Method: We design synthetic logic tasks requiring nontrivial planning, train small three-layer Transformers from scratch (achieving 100% test accuracy with interpretable reasoning traces), and conduct causal interventions and module-level circuit analysis on Mistral-7B and Gemma-2-9B.
Contribution/Results: We systematically identify, for the first time, a cross-layer attentional neural circuit that jointly implements logical planning. Results demonstrate that LLMs implicitly adopt human-like reasoning strategies, supported by both causal necessity and sufficiency evidence. Crucially, the “planning–reasoning” division of labor dynamically couples attention and MLP submodules, revealing a verifiable, interpretable, and structured reasoning mechanism within the Transformer architecture.
📝 Abstract
Large language models (LLMs) have shown amazing performance on tasks that require planning and reasoning. Motivated by this, we investigate the internal mechanisms that underpin a network's ability to perform complex logical reasoning. We first construct a synthetic propositional logic problem that serves as a concrete test-bed for network training and evaluation. Crucially, this problem demands nontrivial planning to solve. We perform our study on two fronts. First, we pursue an understanding of precisely how a three-layer transformer, trained from scratch and attains perfect test accuracy, solves this problem.
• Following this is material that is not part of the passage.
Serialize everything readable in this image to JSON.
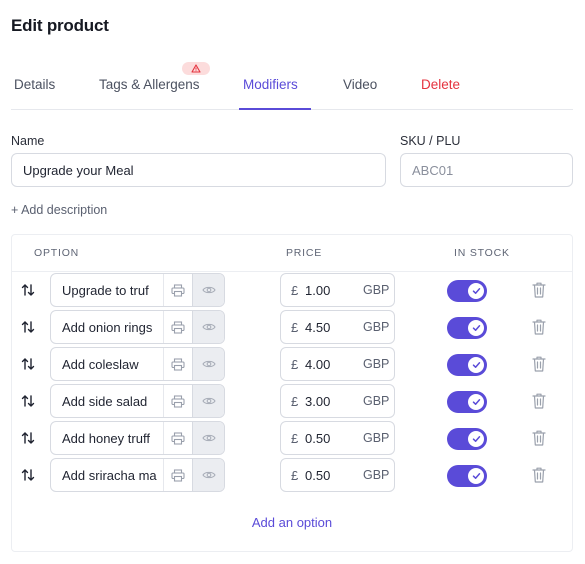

We are able to identify certain"planning"and"reasoning"mechanisms in the network that necessitate cooperation between the attention blocks to implement the desired logic. Second, we study how pretrained LLMs, namely Mistral-7B and Gemma-2-9B, solve this problem. We characterize their reasoning circuits through causal intervention experiments, providing necessity and sufficiency evidence for the circuits. We find evidence suggesting that the two models' latent reasoning strategies are surprisingly similar, and human-like. Overall, our work systemically uncovers novel aspects of small and large transformers, and continues the study of how they plan and reason.